What is the title of the book?

the title of the book is a short introduction to programming

for test image 2:

What type of food is the girl holding?

the girl is holding a piece of food that looks like a sandwich or a bun with cheese in it.

What color is the woman’s hair?

the woman in the image has blonde hair .

What is the girl doing in the image?

the girl in the image is eating a sandwich while sitting on a chair and looking at something on her phone screen

for test image 3:

What color is the train?

the streetcar is red in color.

What is the bus doing in the image?

the image shows a red and white bus traveling on a street

What kind of public transportation is in the image?

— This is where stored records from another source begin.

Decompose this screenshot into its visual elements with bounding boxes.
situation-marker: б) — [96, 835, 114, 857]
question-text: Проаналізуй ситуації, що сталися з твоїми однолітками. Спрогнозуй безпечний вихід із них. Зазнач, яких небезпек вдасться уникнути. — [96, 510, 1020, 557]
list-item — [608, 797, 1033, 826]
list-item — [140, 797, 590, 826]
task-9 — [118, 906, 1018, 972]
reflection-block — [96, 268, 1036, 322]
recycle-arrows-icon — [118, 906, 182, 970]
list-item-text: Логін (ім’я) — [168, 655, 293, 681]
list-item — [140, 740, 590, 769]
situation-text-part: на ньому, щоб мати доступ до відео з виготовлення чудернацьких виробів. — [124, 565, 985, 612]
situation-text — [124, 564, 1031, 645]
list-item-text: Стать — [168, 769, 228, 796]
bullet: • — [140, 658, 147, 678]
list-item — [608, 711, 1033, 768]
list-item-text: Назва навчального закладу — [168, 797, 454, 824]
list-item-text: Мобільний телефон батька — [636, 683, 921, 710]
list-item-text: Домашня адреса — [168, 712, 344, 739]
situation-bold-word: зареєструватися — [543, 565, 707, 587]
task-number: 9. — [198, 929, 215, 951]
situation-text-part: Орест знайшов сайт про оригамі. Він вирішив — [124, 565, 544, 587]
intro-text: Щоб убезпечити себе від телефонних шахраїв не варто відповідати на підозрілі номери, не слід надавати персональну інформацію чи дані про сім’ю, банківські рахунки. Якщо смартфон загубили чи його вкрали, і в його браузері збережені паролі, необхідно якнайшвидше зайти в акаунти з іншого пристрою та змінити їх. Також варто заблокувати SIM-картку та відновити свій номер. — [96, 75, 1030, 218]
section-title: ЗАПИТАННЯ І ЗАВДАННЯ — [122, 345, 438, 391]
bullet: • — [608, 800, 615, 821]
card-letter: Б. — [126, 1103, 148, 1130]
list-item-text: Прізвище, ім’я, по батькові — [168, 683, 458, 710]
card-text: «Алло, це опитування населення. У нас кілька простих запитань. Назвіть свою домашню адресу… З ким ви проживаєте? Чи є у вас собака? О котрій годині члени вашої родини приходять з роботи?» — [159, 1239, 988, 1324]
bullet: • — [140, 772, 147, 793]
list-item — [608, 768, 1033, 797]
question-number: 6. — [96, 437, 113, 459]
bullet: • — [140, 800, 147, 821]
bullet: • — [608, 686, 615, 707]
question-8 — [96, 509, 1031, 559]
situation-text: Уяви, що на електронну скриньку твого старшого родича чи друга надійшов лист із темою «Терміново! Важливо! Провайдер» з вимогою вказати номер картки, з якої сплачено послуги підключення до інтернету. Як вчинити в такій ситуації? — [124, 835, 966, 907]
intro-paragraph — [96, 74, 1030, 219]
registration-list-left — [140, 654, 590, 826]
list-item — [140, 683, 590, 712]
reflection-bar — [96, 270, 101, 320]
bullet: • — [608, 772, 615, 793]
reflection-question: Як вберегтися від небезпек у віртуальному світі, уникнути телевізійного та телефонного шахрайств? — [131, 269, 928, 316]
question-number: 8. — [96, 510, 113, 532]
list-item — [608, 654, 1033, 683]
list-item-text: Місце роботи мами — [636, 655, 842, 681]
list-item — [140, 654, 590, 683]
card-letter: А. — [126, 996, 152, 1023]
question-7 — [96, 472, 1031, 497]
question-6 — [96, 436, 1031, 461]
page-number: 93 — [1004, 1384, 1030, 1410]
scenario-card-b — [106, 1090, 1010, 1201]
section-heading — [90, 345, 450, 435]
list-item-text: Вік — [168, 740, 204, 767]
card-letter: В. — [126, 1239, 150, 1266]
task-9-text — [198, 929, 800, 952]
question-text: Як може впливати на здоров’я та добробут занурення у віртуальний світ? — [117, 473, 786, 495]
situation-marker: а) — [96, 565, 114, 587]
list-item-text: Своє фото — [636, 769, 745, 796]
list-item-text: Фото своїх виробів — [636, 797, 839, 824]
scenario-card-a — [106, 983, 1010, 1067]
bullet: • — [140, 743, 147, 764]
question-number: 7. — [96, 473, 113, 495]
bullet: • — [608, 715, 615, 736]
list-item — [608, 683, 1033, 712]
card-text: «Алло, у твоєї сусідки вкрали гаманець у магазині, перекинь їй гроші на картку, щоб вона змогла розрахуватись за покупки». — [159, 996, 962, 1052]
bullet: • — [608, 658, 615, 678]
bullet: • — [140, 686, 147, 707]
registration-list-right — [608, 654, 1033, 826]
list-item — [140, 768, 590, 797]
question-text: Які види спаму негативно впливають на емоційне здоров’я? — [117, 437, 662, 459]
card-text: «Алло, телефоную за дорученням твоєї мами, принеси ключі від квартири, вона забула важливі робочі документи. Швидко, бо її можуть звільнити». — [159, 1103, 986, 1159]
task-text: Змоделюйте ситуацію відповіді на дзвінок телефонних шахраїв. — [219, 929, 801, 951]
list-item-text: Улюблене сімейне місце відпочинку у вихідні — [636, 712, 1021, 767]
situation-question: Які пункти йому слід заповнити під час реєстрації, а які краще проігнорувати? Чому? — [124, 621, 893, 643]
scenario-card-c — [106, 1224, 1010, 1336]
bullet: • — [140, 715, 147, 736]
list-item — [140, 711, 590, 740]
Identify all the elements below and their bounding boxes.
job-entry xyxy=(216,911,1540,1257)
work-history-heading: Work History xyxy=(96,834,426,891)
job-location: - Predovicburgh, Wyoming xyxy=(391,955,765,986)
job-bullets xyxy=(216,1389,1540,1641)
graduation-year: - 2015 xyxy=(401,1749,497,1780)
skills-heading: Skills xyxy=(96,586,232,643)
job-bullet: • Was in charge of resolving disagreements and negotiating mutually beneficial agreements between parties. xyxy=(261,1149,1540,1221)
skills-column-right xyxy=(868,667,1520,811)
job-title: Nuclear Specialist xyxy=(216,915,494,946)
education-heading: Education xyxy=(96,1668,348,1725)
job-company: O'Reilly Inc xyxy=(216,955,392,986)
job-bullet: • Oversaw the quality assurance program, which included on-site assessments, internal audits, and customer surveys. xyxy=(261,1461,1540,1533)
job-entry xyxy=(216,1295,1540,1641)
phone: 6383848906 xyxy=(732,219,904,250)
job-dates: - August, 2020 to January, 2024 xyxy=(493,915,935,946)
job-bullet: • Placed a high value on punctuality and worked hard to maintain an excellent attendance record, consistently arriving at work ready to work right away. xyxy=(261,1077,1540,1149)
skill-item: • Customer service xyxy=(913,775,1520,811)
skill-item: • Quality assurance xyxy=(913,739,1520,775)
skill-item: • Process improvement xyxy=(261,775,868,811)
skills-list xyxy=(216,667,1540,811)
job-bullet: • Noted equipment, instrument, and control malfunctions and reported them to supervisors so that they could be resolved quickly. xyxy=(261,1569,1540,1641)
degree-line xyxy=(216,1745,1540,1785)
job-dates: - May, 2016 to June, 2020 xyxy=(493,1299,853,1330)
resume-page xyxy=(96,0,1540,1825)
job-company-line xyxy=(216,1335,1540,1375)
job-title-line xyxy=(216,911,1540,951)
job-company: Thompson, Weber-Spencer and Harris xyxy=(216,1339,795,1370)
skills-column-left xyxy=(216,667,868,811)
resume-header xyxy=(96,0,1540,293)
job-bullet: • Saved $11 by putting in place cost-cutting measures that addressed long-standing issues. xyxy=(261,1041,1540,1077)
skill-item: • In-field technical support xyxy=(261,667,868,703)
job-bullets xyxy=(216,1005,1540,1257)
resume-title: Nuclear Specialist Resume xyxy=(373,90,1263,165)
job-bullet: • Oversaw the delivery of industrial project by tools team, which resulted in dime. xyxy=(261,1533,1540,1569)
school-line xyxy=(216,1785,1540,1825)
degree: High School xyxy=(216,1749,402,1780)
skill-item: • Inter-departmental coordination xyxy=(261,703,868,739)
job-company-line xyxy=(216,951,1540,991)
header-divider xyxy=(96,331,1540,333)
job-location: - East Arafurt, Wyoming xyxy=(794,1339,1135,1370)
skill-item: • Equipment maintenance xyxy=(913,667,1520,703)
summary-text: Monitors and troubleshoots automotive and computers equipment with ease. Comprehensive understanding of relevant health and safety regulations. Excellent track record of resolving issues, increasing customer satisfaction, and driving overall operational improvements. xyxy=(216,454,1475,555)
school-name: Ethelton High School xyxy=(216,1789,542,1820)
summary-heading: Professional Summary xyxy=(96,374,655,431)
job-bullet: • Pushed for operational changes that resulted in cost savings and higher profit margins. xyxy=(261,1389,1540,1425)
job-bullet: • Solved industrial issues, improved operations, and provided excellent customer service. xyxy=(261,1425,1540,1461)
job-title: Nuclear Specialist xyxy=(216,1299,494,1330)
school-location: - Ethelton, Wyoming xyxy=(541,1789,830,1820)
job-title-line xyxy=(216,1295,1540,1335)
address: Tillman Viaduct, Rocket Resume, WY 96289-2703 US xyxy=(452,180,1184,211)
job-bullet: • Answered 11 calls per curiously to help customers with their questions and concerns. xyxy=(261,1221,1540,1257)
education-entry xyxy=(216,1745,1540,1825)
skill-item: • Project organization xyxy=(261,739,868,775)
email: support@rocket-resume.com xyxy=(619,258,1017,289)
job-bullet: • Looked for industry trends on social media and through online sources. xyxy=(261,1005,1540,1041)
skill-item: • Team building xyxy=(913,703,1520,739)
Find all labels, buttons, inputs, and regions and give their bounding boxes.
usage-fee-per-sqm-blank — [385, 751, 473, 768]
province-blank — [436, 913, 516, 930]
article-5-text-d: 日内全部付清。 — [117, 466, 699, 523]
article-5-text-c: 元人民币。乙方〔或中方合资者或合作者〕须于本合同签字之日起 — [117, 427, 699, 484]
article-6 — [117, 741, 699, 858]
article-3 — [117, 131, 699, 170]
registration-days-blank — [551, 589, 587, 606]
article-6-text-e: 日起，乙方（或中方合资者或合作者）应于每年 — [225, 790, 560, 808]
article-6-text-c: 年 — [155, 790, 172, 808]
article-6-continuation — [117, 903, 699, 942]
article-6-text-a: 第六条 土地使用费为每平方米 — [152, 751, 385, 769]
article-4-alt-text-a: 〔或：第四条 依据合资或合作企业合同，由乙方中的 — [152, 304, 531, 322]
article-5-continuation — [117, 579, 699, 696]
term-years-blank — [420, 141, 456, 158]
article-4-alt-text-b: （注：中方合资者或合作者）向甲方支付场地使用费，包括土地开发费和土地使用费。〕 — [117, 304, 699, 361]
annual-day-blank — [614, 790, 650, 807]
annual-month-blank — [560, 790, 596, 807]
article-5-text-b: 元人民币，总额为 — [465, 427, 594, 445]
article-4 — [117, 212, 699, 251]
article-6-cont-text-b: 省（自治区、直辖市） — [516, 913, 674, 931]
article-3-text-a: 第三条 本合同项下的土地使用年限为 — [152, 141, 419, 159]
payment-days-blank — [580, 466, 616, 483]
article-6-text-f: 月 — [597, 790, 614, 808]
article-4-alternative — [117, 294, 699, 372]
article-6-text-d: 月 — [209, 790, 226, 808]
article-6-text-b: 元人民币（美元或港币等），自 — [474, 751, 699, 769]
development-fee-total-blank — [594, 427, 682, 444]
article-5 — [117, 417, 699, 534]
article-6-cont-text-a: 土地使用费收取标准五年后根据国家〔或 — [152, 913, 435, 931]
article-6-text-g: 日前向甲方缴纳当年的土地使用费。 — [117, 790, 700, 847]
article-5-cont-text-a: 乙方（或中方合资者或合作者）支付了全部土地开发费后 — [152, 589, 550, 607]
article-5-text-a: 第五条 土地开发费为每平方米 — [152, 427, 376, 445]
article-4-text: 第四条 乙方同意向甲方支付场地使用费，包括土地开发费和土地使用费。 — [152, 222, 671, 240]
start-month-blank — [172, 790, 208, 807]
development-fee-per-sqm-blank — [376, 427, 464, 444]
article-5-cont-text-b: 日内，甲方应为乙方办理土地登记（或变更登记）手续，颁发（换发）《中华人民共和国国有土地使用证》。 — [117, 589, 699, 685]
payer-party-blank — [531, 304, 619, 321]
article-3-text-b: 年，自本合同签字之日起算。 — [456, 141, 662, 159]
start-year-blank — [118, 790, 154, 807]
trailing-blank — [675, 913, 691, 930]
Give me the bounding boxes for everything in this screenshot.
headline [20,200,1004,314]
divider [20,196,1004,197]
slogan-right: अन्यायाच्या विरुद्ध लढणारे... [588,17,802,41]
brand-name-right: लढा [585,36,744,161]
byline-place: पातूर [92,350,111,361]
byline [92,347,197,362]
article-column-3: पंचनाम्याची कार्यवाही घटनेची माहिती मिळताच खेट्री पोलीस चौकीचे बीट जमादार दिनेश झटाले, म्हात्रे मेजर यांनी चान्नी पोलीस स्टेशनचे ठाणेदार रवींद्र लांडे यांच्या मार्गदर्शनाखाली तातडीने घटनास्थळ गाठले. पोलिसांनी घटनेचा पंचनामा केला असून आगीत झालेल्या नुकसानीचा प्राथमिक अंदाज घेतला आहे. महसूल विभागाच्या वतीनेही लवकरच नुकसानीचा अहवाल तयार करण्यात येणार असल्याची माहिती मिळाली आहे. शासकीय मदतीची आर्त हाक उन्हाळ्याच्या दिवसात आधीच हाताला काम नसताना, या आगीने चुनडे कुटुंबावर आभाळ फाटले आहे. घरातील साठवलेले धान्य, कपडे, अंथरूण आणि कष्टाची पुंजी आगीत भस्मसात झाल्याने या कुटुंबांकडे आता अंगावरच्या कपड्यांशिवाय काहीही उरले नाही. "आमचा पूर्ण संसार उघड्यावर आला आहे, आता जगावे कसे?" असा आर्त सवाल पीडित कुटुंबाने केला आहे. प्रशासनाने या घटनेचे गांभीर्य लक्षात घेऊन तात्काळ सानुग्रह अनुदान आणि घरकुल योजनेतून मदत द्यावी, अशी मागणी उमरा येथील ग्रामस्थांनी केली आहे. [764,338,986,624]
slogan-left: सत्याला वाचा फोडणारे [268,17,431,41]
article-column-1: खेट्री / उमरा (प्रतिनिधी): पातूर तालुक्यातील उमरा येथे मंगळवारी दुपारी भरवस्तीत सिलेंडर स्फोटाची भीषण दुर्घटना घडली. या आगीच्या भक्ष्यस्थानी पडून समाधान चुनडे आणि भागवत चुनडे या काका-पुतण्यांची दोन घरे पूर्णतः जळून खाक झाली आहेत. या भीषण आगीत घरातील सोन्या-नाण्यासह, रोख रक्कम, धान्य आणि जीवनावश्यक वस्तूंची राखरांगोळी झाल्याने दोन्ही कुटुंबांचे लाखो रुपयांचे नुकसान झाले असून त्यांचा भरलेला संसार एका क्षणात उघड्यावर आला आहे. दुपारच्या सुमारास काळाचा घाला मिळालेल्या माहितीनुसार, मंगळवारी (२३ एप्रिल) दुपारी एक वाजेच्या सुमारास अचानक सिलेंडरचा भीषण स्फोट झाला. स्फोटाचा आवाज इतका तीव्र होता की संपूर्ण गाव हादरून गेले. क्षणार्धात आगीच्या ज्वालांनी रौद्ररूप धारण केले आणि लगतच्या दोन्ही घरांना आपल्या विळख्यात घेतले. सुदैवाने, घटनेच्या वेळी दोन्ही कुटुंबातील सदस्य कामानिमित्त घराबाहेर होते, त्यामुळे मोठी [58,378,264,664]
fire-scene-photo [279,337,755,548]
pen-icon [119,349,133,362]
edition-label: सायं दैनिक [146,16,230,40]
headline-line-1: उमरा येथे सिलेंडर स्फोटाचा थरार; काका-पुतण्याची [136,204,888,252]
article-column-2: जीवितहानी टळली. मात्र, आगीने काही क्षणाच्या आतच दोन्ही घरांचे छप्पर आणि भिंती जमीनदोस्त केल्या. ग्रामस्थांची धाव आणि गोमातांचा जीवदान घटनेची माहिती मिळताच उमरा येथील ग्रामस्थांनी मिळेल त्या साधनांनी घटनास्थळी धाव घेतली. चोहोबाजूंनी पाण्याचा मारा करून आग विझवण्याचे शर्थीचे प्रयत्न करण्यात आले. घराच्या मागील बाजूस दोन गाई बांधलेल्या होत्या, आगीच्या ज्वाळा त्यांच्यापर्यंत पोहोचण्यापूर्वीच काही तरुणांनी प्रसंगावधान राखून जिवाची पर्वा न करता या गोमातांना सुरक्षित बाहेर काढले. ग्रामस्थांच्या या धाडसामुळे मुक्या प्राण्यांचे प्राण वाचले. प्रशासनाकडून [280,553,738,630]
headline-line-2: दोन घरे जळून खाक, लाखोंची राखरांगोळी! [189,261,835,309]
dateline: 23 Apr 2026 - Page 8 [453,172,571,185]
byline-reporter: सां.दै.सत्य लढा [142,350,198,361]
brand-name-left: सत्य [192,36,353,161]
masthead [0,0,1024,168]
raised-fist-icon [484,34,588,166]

the image shows a city bus in motion

while these current results are better than other architectures, they are still worse than the very first model, which is disappointing. it might be worth it to do another training run replicating the exact parameters as the best smol model.

what i learnt

i need to be more rigorous with my work: i was very sloppy multiple times during this project, i deleted important files, i didn’t set up a git repository, i tried things out without properly documenting the results of the changes. while this is is a fine approach when doing basic projects, this just doesn’t fly while doing research. i will be a lot more careful from now on. i also should have set up more evaluations, all of this was done on vibes and i felt that until i had the right model i didn’t need to worry about it, but i didn’t get it and now lost valuable informations on my results
i need to buy a lot more storage: rather self evident in this case
it’s okay if things go bad: i entered a research field full of people that are way smarter than me, working in teams, and working on the subject for a long time. everything i attempted was most likely tried by another group of people that found it didn’t work, so i shouldn’t expect to have amazing results unless i perfectly replicated known methods.
i shouldn’t base my worth on my results: during this project, i had a habit of feeling like i was worthless because i didn’t reach SOTA, which is delusional. research is difficult and things often go wrong; it’s okay to fail.

what now?

i’m not sure currently, i released the last smol model here so that you can try it, but obviously don’t expect good results. if i am not too burnt out, i will retrain smol to be as close as possible to the best model, i also want to try throwing more data at the LLaVA-like architecture, as i feel it is the one with most potential.

conclusion

all in all, it was an interesting experience to say the least. i can’t say i’m proud of my results, but i’m happy i tried something new, i learnt a lot and hope i can share something great soon, since it would allow adding any modality to models for very cheap, while also not modifying the base model.